Número 17

8 de Janeiro de 2022

CORPO, BELEZA E SAÚDE

Fantasia

Morticia

Fantasia I

Pareces uma camponesa portuguesa.
Isto dito por um dos meus melhores amigos, estrangeiro.
Que frase tão emblemática.
Como eram as camponesas portuguesas?
Não eram como eu.
É muito interessante que eu corresponda a uma ficção de camponesa portuguesa, para alguém estrangeiro.
Sou como alguém imagina uma camponesa portuguesa.
Sou um produto da imaginação alheia, e da minha própria imaginação.
Eu sei como eram as camponesas portuguesas e não eram assim.
Sei, porque sou neta de uma.
A fotografia dela tirei-a eu, revelei-a eu. Só vejo nela beleza, como sempre vi.
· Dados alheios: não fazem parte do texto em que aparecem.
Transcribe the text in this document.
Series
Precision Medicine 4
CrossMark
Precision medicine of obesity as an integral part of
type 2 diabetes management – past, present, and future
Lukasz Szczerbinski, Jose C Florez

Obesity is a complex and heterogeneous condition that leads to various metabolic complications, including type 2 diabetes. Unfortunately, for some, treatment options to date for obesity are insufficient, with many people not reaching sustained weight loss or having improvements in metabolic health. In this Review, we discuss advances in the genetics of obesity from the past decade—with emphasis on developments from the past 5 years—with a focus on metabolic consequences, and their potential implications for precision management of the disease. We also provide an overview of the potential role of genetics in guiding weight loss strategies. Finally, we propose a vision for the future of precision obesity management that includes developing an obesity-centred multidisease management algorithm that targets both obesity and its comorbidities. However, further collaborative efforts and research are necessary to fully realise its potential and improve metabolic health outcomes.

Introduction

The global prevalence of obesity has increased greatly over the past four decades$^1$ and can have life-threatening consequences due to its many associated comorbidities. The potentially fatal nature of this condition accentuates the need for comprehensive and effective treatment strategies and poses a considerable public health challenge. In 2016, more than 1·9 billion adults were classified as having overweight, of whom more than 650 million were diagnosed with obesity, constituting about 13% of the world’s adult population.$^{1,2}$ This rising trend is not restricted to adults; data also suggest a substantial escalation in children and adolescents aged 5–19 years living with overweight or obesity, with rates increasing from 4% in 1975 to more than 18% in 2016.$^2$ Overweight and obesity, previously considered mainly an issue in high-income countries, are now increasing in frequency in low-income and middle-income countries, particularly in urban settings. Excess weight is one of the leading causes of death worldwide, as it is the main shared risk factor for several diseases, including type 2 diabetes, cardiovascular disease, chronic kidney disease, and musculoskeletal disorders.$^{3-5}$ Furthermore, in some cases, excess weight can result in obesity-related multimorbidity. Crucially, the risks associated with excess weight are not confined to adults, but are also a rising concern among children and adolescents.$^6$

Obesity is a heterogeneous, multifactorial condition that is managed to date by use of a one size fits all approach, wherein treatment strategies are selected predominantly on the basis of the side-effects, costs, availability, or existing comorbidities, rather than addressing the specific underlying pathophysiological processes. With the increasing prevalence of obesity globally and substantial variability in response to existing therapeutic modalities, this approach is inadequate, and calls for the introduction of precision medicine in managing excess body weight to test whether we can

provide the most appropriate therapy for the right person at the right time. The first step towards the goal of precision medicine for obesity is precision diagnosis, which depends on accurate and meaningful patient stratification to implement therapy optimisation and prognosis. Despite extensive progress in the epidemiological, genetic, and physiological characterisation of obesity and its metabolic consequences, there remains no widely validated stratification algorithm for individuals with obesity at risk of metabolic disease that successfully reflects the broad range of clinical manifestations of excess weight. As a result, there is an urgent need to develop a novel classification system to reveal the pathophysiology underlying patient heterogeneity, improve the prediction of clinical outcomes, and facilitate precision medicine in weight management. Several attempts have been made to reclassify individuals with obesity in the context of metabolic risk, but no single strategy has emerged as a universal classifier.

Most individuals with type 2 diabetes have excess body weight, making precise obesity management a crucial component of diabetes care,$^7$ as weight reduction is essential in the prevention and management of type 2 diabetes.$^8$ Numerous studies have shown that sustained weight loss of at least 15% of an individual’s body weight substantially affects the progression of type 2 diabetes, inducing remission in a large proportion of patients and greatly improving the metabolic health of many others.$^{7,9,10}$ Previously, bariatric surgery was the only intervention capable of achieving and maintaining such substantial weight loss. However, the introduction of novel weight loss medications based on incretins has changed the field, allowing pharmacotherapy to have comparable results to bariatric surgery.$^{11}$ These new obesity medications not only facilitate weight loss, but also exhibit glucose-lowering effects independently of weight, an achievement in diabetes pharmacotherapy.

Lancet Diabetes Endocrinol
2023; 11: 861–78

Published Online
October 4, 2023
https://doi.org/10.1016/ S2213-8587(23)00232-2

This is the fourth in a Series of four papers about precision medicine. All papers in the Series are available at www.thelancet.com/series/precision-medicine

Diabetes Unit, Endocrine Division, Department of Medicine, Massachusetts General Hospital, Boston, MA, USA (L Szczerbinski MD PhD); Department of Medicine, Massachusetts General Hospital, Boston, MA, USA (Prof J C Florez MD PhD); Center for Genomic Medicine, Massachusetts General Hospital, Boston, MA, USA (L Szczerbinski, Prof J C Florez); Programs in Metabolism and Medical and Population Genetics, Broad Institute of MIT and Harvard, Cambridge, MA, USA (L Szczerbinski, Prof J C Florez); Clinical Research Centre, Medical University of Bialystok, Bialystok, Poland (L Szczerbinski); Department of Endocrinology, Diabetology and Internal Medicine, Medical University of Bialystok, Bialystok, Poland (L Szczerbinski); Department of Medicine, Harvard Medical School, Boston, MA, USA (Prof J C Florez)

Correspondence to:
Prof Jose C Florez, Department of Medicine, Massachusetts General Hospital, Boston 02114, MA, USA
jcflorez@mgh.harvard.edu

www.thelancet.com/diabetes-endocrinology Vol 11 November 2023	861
Uma beleza triste, mas beleza.
A minha impressão duma camponesa portuguesa.
“A tua avó parece indígena”, disseram-me várias vezes.
Fantástico.
Eu pareço uma camponesa portuguesa, e as camponesas portuguesas parecem indígenas.
Na verdade, as minhas roupas não são de camponesa.
São roupas de trabalho, sim.
Batas um pouco mais elaboradas, mais bonitas, talvez porque eu seja mais bonita, ou as roupas o sejam.
Talvez eu seja mais bonita porque estou menos cansada.
Sou uma fantasia de camponesa.
Na verdade, essa fantasia é das criadas. Das serventes. Mais ou menos servis. Mais ou menos domésticas. Mais ou menos bruxas.
A diferença entre elas e as senhoras era uma camada de tecido, que separava as que se sujavam das que não eram para sujar.
As camponesas eram outra coisa.
As camponesas existiam antes de a mulher ser inventada.


Fantasia II

A fantasia de crianças é feita para ser de conta.
Expande o mundo de forma ilimitada, com prazeres infinitos.
Ter lugar numa fantasia partilhada é ter um lugar no céu.
Fantasiar é um ato de conhecer.
Visto as pessoas com fantasias.
Doutor Enigma, o Homem Que Quer Ser Invisível, Capitão Nemo, Dorian Gray e Cândida Erêndira são alguns dos seres fantásticos que estou a conhecer. É assim que sou Aracne e Morticia e ninguém sabe quem mais virá, nem eu.
Ao crescer, as fantasias ficam mais perversas.
Ao crescer, esquecemos que são de faz-de-conta.
Ao crescer, abandonamos as nossas fantasias.
Ao crescer, damos corpo a fantasias alheias.
Ao envelhecer, as fantasias mudam.
Ao envelhecer, as fantasias são extintas.
Ao envelhecer, as fantasias são de outro mundo.
Ao envelhecer, não despimos o fato em que nos tornamos.
A realidade acumula os corpos das fantasias abandonadas.
Tantas figuras extintas que não sabemos como vestir.
Tantas figuras que ainda caminham sobre a terra.
Tantas mulheres abandonadas à eterna opressão.
Tantas mulheres sem outro refúgio além da igreja.
Tantas mulheres que nunca serão modernizadas nem pós-modernizadas.
Tantas mulheres cujos mundos ruíram.
Tantas mulheres afantásticas1 sem roupa nem costura.
Quem as pode salvar são as meninas.
As meninas que sabem costurar fantasias.